Breaking the Trilemma
For years, we’ve accepted the “blockchain trilemma” as immutable truth. This concept holds that blockchain systems must sacrifice one of three properties: decentralization, security, or scalability. Bitcoin prioritized security and decentralization at the expense of throughput. Ethereum’s shift to PoS aimed to process “several thousands of transactions per second” to compete with legacy payment systems, but this meant compromising on other dimensions.
The trade-off seemed unavoidable. While PoS eliminated the concentration around mining hardware, it introduced concentration around economic power. Those with more tokens gain more influence – a different form of centralization, but centralization nonetheless.
But what if the trilemma is no longer absolute?
Recent advances in the field of zero-knowledge proofs (ZKPs) have opened up an entirely new pathway – one that allows for horizontal scalability without fundamentally compromising security or decentralization. These powerful cryptographic innovations allow transactions, or indeed any computation, to be proven correct without requiring every node in the network to redundantly process them. Users can, in effect, prove the validity of their own transactions locally on their own devices, submitting only a tiny, easily verifiable mathematical proof to the network.
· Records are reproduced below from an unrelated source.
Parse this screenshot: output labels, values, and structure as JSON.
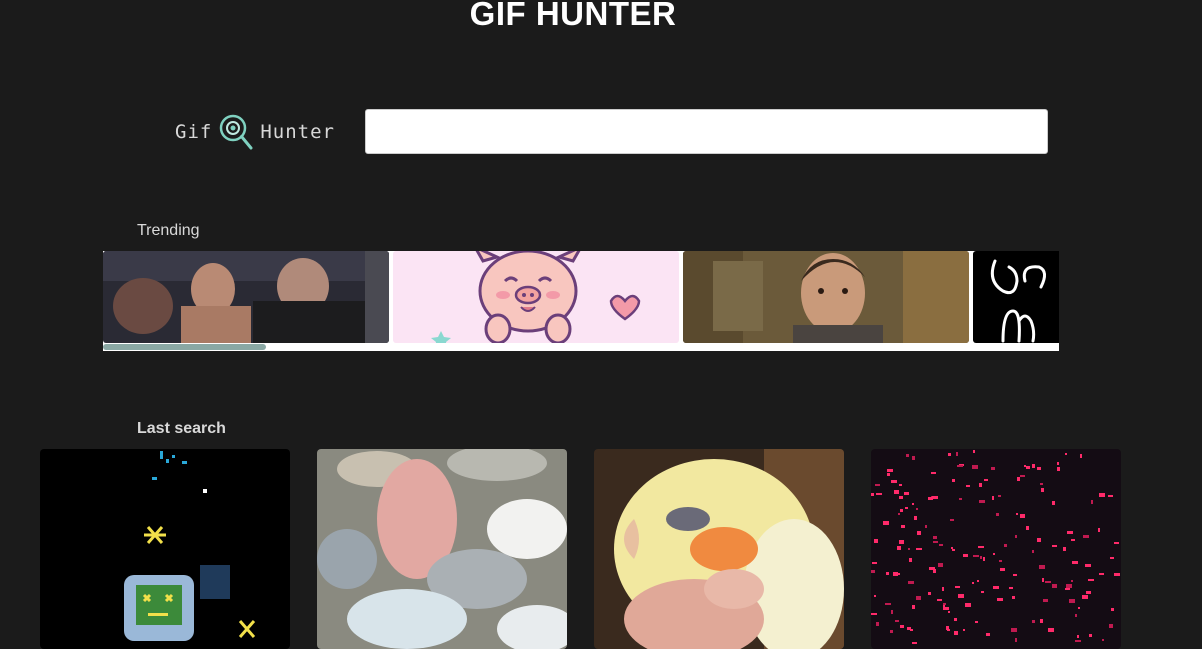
{
  "app": {
    "title": "GIF HUNTER"
  },
  "logo": {
    "left_text": "Gif",
    "right_text": "Hunter",
    "icon": "magnifier-eye-icon"
  },
  "search": {
    "value": "",
    "placeholder": ""
  },
  "trending": {
    "title": "Trending",
    "items": [
      {
        "name": "boxing-crowd-gif"
      },
      {
        "name": "cute-pig-gif"
      },
      {
        "name": "man-stare-gif"
      },
      {
        "name": "script-text-gif"
      }
    ],
    "scroll_fraction": 0.17
  },
  "last_search": {
    "title": "Last search",
    "items": [
      {
        "name": "pixel-astronaut-gif"
      },
      {
        "name": "painted-clouds-gif"
      },
      {
        "name": "cockatiel-gif"
      },
      {
        "name": "pink-particles-gif"
      }
    ]
  },
  "colors": {
    "background": "#1b1b1b",
    "accent": "#7fd1c0",
    "text": "#ffffff"
  }
}
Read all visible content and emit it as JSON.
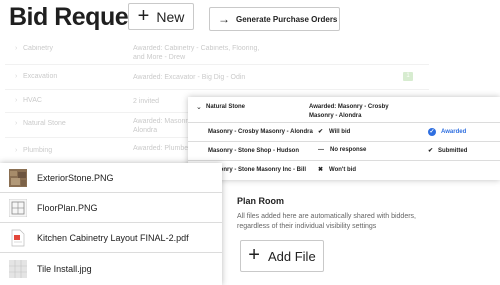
{
  "header": {
    "title": "Bid Requests",
    "new_label": "New",
    "generate_label": "Generate Purchase Orders"
  },
  "background_rows": [
    {
      "name": "Cabinetry",
      "award": "Awarded: Cabinetry - Cabinets, Flooring, and More - Drew",
      "badge": ""
    },
    {
      "name": "Excavation",
      "award": "Awarded: Excavator - Big Dig - Odin",
      "badge": "1"
    },
    {
      "name": "HVAC",
      "award": "2 invited",
      "badge": ""
    },
    {
      "name": "Natural Stone",
      "award": "Awarded: Masonry - Crosby Masonry - Alondra",
      "badge": ""
    },
    {
      "name": "Plumbing",
      "award": "Awarded: Plumber - Jackson",
      "badge": ""
    }
  ],
  "stone_panel": {
    "name": "Natural Stone",
    "award": "Awarded: Masonry - Crosby Masonry - Alondra",
    "rows": [
      {
        "vendor": "Masonry - Crosby Masonry - Alondra",
        "status_icon": "check-icon",
        "status": "Will bid",
        "outcome_icon": "check-circle-icon",
        "outcome": "Awarded"
      },
      {
        "vendor": "Masonry - Stone Shop - Hudson",
        "status_icon": "dash-icon",
        "status": "No response",
        "outcome_icon": "check-icon",
        "outcome": "Submitted"
      },
      {
        "vendor": "Masonry - Stone Masonry Inc - Bill",
        "status_icon": "x-icon",
        "status": "Won't bid",
        "outcome_icon": "",
        "outcome": ""
      }
    ]
  },
  "files": [
    {
      "name": "ExteriorStone.PNG",
      "icon": "image-thumbnail-icon"
    },
    {
      "name": "FloorPlan.PNG",
      "icon": "blueprint-thumbnail-icon"
    },
    {
      "name": "Kitchen Cabinetry Layout FINAL-2.pdf",
      "icon": "pdf-file-icon"
    },
    {
      "name": "Tile Install.jpg",
      "icon": "tile-thumbnail-icon"
    }
  ],
  "plan_room": {
    "title": "Plan Room",
    "description": "All files added here are automatically shared with bidders, regardless of their individual visibility settings",
    "add_label": "Add File"
  },
  "colors": {
    "accent": "#2f6fe0",
    "badge_green": "#8fca7b"
  }
}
What’s more, nodes on the network could work together to aggregate all the transaction proofs into a single block proof that anyone could verify in real time on a smartwatch. With this kind of a network, there is no longer a need for a trusted group of nodes to validate each transaction. “Don’t trust. Verify.”
This approach transforms the fundamental economics of blockchains. When users prove their own transactions, the network no longer needs to charge high fees for scarce block space. Processing a million transactions doesn’t materially increase block time when using recursive proof aggregation.
Proof of Work Works
Beyond energy debates, PoW delivers qualities PoS cannot match.
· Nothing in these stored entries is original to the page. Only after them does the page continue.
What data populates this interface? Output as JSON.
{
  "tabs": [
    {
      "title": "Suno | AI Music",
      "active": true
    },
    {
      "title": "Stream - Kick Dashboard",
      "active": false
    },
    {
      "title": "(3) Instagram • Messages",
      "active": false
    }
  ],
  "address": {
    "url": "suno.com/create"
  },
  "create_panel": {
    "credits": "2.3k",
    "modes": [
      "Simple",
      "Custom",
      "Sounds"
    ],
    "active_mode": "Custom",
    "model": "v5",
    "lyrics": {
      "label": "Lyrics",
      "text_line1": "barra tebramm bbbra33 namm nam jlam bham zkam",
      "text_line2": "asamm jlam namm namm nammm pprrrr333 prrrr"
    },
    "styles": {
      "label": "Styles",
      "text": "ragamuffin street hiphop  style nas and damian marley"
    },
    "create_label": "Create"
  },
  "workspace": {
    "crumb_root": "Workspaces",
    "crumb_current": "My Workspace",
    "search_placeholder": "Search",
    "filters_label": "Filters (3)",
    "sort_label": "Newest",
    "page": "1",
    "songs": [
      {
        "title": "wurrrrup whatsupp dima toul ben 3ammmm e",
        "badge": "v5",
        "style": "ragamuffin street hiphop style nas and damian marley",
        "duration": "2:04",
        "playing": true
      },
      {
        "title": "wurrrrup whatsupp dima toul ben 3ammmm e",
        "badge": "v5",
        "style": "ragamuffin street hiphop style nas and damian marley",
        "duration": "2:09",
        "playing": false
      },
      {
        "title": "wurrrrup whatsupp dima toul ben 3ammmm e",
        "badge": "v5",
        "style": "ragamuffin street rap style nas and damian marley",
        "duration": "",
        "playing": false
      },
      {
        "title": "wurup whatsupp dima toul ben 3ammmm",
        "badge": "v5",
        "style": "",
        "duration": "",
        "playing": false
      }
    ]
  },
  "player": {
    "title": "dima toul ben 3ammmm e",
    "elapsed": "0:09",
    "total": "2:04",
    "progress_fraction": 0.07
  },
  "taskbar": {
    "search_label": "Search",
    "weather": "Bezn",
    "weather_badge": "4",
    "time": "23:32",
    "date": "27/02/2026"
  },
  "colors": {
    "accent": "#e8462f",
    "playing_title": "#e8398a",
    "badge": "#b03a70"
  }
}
PoW enables true bootstrapping. Bitcoin began with zero value, yet miners committed real resources that created genuine digital scarcity. PoS networks face an impossible chicken-and-egg problem: they need valuable tokens before security exists.
Only PoW provides objective finality through irreversible work. Bitcoin’s history is secured by measurable effort, not votes. Each block represents energy that cannot be reclaimed.
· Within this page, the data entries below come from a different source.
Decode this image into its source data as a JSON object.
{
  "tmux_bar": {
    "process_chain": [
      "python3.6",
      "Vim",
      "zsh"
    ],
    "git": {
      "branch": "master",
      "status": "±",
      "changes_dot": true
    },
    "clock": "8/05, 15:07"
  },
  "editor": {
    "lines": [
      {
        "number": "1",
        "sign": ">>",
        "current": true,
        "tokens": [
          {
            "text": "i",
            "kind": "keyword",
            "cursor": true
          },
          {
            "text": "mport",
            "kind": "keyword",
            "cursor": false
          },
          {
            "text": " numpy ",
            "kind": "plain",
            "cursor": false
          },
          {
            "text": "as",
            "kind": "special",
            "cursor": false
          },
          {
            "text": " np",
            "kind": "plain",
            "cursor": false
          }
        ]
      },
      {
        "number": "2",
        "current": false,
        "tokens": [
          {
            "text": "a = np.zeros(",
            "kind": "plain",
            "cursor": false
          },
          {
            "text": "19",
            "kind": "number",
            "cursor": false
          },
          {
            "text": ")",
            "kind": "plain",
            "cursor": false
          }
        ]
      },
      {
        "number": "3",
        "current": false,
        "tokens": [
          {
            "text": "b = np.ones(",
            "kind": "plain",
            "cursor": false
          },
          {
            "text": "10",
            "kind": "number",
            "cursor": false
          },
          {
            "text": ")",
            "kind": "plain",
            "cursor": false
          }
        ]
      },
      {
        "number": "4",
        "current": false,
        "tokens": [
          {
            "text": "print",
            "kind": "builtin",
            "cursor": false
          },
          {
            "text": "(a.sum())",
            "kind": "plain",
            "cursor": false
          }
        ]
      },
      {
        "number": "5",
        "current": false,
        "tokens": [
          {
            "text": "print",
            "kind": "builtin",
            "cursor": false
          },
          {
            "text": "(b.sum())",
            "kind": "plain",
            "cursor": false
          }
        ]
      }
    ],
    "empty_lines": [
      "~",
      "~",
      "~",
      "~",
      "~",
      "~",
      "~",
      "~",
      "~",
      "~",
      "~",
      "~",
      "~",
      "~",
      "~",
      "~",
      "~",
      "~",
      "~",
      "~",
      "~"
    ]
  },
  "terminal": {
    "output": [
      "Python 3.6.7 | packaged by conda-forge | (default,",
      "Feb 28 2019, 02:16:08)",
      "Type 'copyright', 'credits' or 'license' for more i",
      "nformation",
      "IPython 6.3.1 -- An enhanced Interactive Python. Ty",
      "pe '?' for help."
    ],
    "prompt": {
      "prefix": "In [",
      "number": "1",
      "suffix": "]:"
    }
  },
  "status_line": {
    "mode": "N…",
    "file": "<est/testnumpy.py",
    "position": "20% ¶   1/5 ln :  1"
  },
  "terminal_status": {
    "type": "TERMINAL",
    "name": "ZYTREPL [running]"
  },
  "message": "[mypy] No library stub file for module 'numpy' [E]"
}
Perhaps most critically for true decentralization, Psy’s approach makes 51% attacks mathematically impossible. By using zero-knowledge proofs to verify transactions, the integrity of the entire chain is guaranteed from genesis. Even if attackers somehow gained control of all mining power, they couldn’t rewrite history or create invalid blocks. This fundamental innovation maintains PoW’s external security model while eliminating its greatest vulnerability, further cementing the case for returning to our proof-of-work roots.
Reclaiming What We Lost
PoS made perfect sense in 2015, but clinging to PoS in 2025, when better alternatives exist, makes no sense.
The miners who secure PoW networks aren’t just energy consumers; they’re essential guardians against centralization. Their operations, scattered globally and bound by physics rather than token economics, create a genuine distribution of power.
The reasons that drove us toward PoS simply no longer apply. With zero-knowledge proofs enabling horizontal scalability, Proof of Work 2.0 now outperforms PoS across critical dimensions: energy efficiency is dramatically improved through local transaction verification, throughput limitations are solved through proof aggregation, and true decentralization is preserved rather than sacrificed.
We took a detour with Proof of Stake that created new oligarchies in the very space meant to democratize finance. The good news is we now have the technology to course-correct. Modern PoW blockchains deliver the performance needed for mainstream adoption while preserving the foundational values that matter. The motivation for transitioning to PoS is outdated. It’s time we acknowledge this.